Raporun tamamı için:
https://www.maarifplatformu.com/yeni-bir-olcme-degerlendirme-vizyonu-sonuc-raporu/
Basın duyurusu için:
https://www.maarifplatformu.com/turkiyenin-egitim-gelecegi-masaya-yatirildi-yeni-bir-olcme-ve-degerlendirme-vizyonu-calistayi-basin-toplantisi-duzenleniyor/
İstanbul – 26 Haziran 2025,
İnsan ve Medeniyet Hareketi Genel Merkezi, Eyüp -İstanbul
Bursa'nın bereketli topraklarında, ilhamını kadim medeniyetimizin hikmetinden ve irfanından alan bir niyetle; 17-18 Mayıs 2025 tarihlerinde Maarif Platformu, Enderun Özgün Eğitimciler Derneği ve Bursa İnsan Vakfı Şubesi'nin omuz omuza verdiği "Yeni Bir Ölçme ve Değerlendirme Vizyonu Çalıştayı"nda bir araya geldik. Eğitim sistemimizin geleceğini, sınav odaklı yapının ötesine geçen köklü bir dönüşüm anlayışıyla ele aldık.

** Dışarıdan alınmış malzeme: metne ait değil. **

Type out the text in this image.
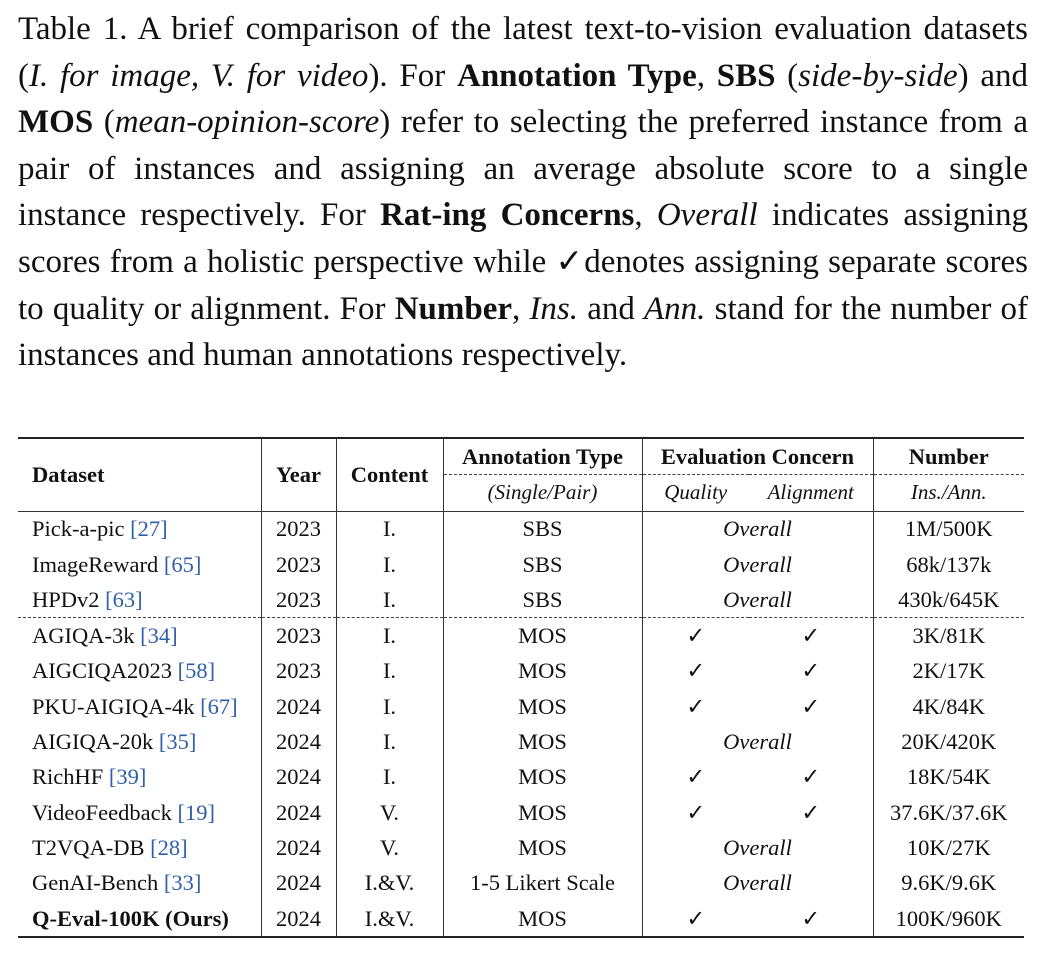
Table 1. A brief comparison of the latest text-to-vision evaluation datasets (I. for image, V. for video). For Annotation Type, SBS (side-by-side) and MOS (mean-opinion-score) refer to selecting the preferred instance from a pair of instances and assigning an average absolute score to a single instance respectively. For Rat-ing Concerns, Overall indicates assigning scores from a holistic perspective while ✓denotes assigning separate scores to quality or alignment. For Number, Ins. and Ann. stand for the number of instances and human annotations respectively.
Dataset	Year	Content	Annotation Type	Evaluation Concern		Number
			(Single/Pair)	Quality	Alignment	Ins./Ann.
Pick-a-pic [27]	2023	I.	SBS	Overall		1M/500K
ImageReward [65]	2023	I.	SBS	Overall		68k/137k
HPDv2 [63]	2023	I.	SBS	Overall		430k/645K
AGIQA-3k [34]	2023	I.	MOS	✓	✓	3K/81K
AIGCIQA2023 [58]	2023	I.	MOS	✓	✓	2K/17K
PKU-AIGIQA-4k [67]	2024	I.	MOS	✓	✓	4K/84K
AIGIQA-20k [35]	2024	I.	MOS	Overall		20K/420K
RichHF [39]	2024	I.	MOS	✓	✓	18K/54K
VideoFeedback [19]	2024	V.	MOS	✓	✓	37.6K/37.6K
T2VQA-DB [28]	2024	V.	MOS	Overall		10K/27K
GenAI-Bench [33]	2024	I.&V.	1-5 Likert Scale	Overall		9.6K/9.6K
Q-Eval-100K (Ours)	2024	I.&V.	MOS	✓	✓	100K/960K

Çalıştayın ardından, sonraki günlerde aralıklarla bir araya gelerek sonuçları titizlikle rafine ettik. Aradan geçen sürede yapılan atölye çalışmaları, istişareler ve değerlendirmelerle çalıştayda ortaya konan vizyon olgunlaştırıldı, raporun ayrıntıları tamamlandı.
Ve nihayet, 26 Haziran 2025 tarihinde tarihî dokusu ve manevi havasıyla öne çıkan İnsan ve Medeniyet Vakfı’nın Mevlevihane salonunda bir araya geldik. Bu anlamlı mekânda, uzun bir emek ve fikir yolculuğunun ürünü olan raporu kamuoyuyla paylaşmanın heyecanını yaşadık.
Bu buluşma, sadece bir raporun sunumu değil; medeniyet tasavvuruna dayalı yeni bir eğitim anlayışının kamusal hafızaya nakşedilmesiydi.
Amacımız, eğitim sistemimizin atar damarlarından biri olan ancak adeta bir mengeneye dönüşen ölçme, değerlendirme ve sınav uygulamalarının üzerine cesaretle gitmek, bu mengenenin sıktığı potansiyelleri özgürleştirecek bir kapı aralamak, eğitimi sınavlardan ibaret gören anlayıştan kurtulmasını sağlamak…
Emek ve gayretle yoğrulmuş raporumuzun yayınlanmasının heyecanını yaşıyoruz. Ancak, bu raporun basın bültenini sunarken, bu tarihi buluşmaya dair özet bir bilgi sunmak isteriz.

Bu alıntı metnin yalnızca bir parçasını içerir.